Düşünün ki Hz Osman devrine kadar Kur’an’ı Kerim henüz “kitap” halinde değildi ve ilk hali ile de henüz tek kitap idi. Çoğaltılması ve İslam beldelerine kitap olarak gönderilmesi ancak elli altmış yıl sonraya tekabül eder.
Bu zaman içinde ulaşılan İslam sınırları bugünkü İslam sınırlarından daha geniş idi.
Yani İslam dünyada hiç bir yere ilk olarak Kur’an ile gitmedi her yere müslümanlar yoluyla gitti.
Bu bilgiler neyi ifade eder?
Diyorlar ki Kur’an’ı Kerim apaçık bir kitaptır ve hal böyle iken ortada Kur’an varken insanların dini bir başkasından öğrenmesi ve o öğrendiğine din diye itibar etmesi şirktir ve bu şekilde Müslümanlık Müslümanlık değil “aduvullah= Allah’a düşmanlık” olmaktadır..
Şimdi düşünün bakalım.. verdiğim bilgiler bir hakikat olduğuna ve o bilgiler aleyhine tek söz bile soylenemeyecegine göre… Eğer bu arkadaşların dediği bir hakikati ifade ediyorsa; bu hakikate göre peygamberimiz efendimizden sonra dunyanin herhangi bir yerinde ve zamanında herhangi bir müslüman hiç yaşamış mıdır?

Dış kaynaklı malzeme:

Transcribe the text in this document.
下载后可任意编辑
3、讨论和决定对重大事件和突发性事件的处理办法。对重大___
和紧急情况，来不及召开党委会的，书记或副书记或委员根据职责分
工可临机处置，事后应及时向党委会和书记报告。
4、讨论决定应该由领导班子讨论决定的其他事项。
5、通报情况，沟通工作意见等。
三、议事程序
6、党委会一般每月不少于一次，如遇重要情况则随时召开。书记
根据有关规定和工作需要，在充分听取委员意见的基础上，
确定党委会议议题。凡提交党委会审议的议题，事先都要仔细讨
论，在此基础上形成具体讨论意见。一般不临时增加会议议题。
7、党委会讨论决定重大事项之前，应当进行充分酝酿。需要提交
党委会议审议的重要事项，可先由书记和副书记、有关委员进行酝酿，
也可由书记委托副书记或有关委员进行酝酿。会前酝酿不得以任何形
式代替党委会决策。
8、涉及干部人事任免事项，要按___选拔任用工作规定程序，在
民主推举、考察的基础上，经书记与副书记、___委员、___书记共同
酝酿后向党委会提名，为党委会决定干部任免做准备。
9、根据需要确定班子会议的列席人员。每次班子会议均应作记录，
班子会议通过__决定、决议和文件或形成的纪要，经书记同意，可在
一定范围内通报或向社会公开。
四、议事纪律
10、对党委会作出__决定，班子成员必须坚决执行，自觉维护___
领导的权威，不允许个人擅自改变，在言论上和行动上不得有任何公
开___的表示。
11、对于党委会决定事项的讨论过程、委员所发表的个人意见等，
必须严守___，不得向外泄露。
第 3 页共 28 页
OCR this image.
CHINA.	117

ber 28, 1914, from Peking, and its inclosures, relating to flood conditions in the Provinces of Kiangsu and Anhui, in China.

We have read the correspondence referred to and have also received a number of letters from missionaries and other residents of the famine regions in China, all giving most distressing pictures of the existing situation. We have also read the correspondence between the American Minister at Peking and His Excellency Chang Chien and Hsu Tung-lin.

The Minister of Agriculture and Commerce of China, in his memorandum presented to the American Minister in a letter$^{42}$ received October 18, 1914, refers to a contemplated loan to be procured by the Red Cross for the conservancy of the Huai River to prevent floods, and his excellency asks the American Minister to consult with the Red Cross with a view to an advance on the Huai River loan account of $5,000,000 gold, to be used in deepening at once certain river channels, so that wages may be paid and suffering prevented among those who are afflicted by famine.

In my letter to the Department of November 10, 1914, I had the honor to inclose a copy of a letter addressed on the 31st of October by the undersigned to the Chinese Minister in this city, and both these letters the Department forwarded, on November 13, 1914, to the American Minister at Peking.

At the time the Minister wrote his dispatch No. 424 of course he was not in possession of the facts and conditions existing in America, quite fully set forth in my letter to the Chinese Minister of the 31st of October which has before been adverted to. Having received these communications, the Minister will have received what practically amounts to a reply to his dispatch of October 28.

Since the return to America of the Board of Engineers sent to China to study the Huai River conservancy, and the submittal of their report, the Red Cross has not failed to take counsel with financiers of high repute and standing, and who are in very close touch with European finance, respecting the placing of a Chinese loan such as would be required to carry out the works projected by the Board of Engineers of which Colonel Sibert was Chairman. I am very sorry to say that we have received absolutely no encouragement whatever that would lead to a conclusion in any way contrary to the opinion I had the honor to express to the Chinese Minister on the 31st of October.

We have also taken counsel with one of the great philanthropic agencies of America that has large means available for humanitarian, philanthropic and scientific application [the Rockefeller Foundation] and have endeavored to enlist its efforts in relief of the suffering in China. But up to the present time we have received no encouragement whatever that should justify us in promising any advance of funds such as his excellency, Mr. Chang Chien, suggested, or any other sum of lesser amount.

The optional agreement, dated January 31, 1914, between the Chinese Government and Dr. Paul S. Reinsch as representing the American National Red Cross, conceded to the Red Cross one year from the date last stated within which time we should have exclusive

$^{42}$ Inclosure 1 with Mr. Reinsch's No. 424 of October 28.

Yaşamış ise bu nasıl mümkün olmuştur.
Yaşamamış ise biz şu anda Kur’an diye 1450 yıldır hiç bir müslüman koruyucusu olmamış bir kitaba mi inanacağız?
Arkadaşlar kendilerine diyelim bir milyon km kare içinde bir milimetre kare bile bir haklilik alanı bulup da söyleyebilirler ise kesinlikle masumdurlar ama bu bir milimetre karelik bir haklilik alanı dahi gösteremeden kendi dediklerini söylemeye devam ederlerse kimse kusura bakmasın da dinleri adına tepeden tırnağa yalan soyleyen bir yalancı konumuna düşerler ki bu durumda onlarin dinine İslam demek asla mümkün olmaz.